II. Standard of Review
¶ 5 "We interpret our rules of civil procedure de novo and apply principles of statutory construction." Willhite v. Rodriguez-Cera, 2012 CO 29, ¶ 9; see also Ruff v. Indus. Claim Appeals Office, 218 P.3d 1109, 1113 (Colo.App. 2009) ("The same rules of construction used to interpret a statute should be applied to interpret a rule or regulation."). "[I]n the first instance, " we afford the language of a court rule "its . . . plain and ordinary meaning." People ex rel. Strodtman, 293 P.3d 123, 135 (Colo.App. 2011) (interpreting C.R.C.P. 62(a)). That meaning may be informed by "the canon of statutory interpretation expressio unius [est] exclusio alterius — 'the inclusion of certain items implies the exclusion of others.'" Hiner v.
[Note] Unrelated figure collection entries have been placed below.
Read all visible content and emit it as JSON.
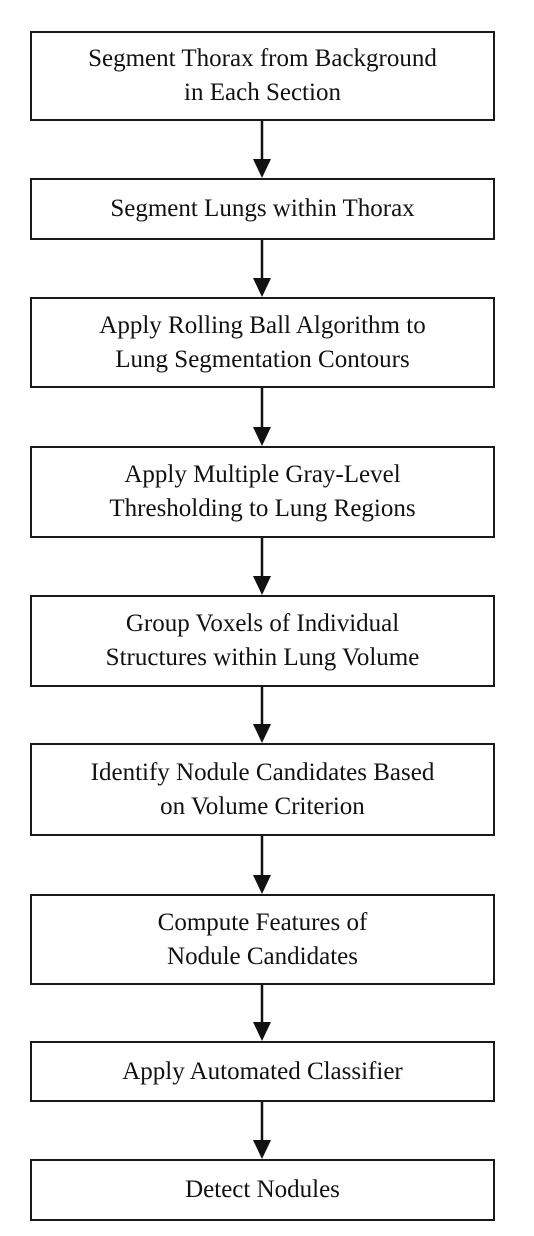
{
  "steps": [
    {
      "text": "Segment Thorax from Background\nin Each Section"
    },
    {
      "text": "Segment Lungs within Thorax"
    },
    {
      "text": "Apply Rolling Ball Algorithm to\nLung Segmentation Contours"
    },
    {
      "text": "Apply Multiple Gray-Level\nThresholding to Lung Regions"
    },
    {
      "text": "Group Voxels of Individual\nStructures within Lung Volume"
    },
    {
      "text": "Identify Nodule Candidates Based\non Volume Criterion"
    },
    {
      "text": "Compute Features of\nNodule Candidates"
    },
    {
      "text": "Apply Automated Classifier"
    },
    {
      "text": "Detect Nodules"
    }
  ]
}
Johnson, 2012 COA 164, ¶ 19 (interpreting C.R.C.P. 102(a)).
¶ 6 Under C.A.R. 4.2(c), which concerns procedure in the trial court, "[t]he party seeking to appeal shall move for certification or submit a stipulation signed by all parties within 14 days after the date of the order to be appealed . . . ." (Emphasis added.) Then, "[t]he trial court may, in its discretion, certify an order as immediately appealable, but if all parties stipulate, the trial court must forthwith certify the order." No case interpreting C.A.R. 4.2 has addressed a petition to appeal based on a trial court's sua sponte certification. ¶ 7 For the following reasons, we conclude that a petition to appeal cannot be based on a trial court's sua sponte certification.
• C.A.R. 4.2(c) requires that the motion for certification be made by a party. See Willhite, ¶ 17 ("[T]he word 'shall' connotes a mandatory requirement.").
• C.A.R. 4.2(c) does not contemplate sua sponte certification by the trial court.
• The principle of expressio unius est exclusio alterius disfavors implying that a trial court may certify sua sponte an order as appealable.
• Allowing such certification would deprive the parties of the choice to proceed with the action and obtain a final judgment, for which one or both of them may have ample reasons, such as reducing pressure to settle. See Shaw Constr., LLC v. United Builder Servs., Inc., 2012 COA 24, ¶ 11 ("[A]ppellate reinstatement of the third-party claims would increase the likelihood of a settlement.").
• Allowing such certification would also deprive the parties of the opportunity to argue against an interlocutory appeal, which the court might find persuasive.
¶ 8 Even so, we recognize that a case may arise in which, despite the parties' inaction, the trial court perceives that its order clearly involves "a controlling and unresolved question of law, " immediate review of which would "promote a more orderly disposition or establish a final disposition of the action, " as provided in C.A.R. 4.2(b). But the rule only empowers trial courts to grant or deny a motion for certification, not to initiate certification. See Turbyne v. People, 151 P.3d 563, 567 (Colo. 2007) (when interpreting a statute, courts do not add or subtract statutory words).
¶ 9 Accordingly, we conclude that a trial court cannot certify sua sponte an issue for interlocutory review.
¶ 10 The petition is dismissed.
JUDGE TAUBMAN and JUDGE J. JONES concur.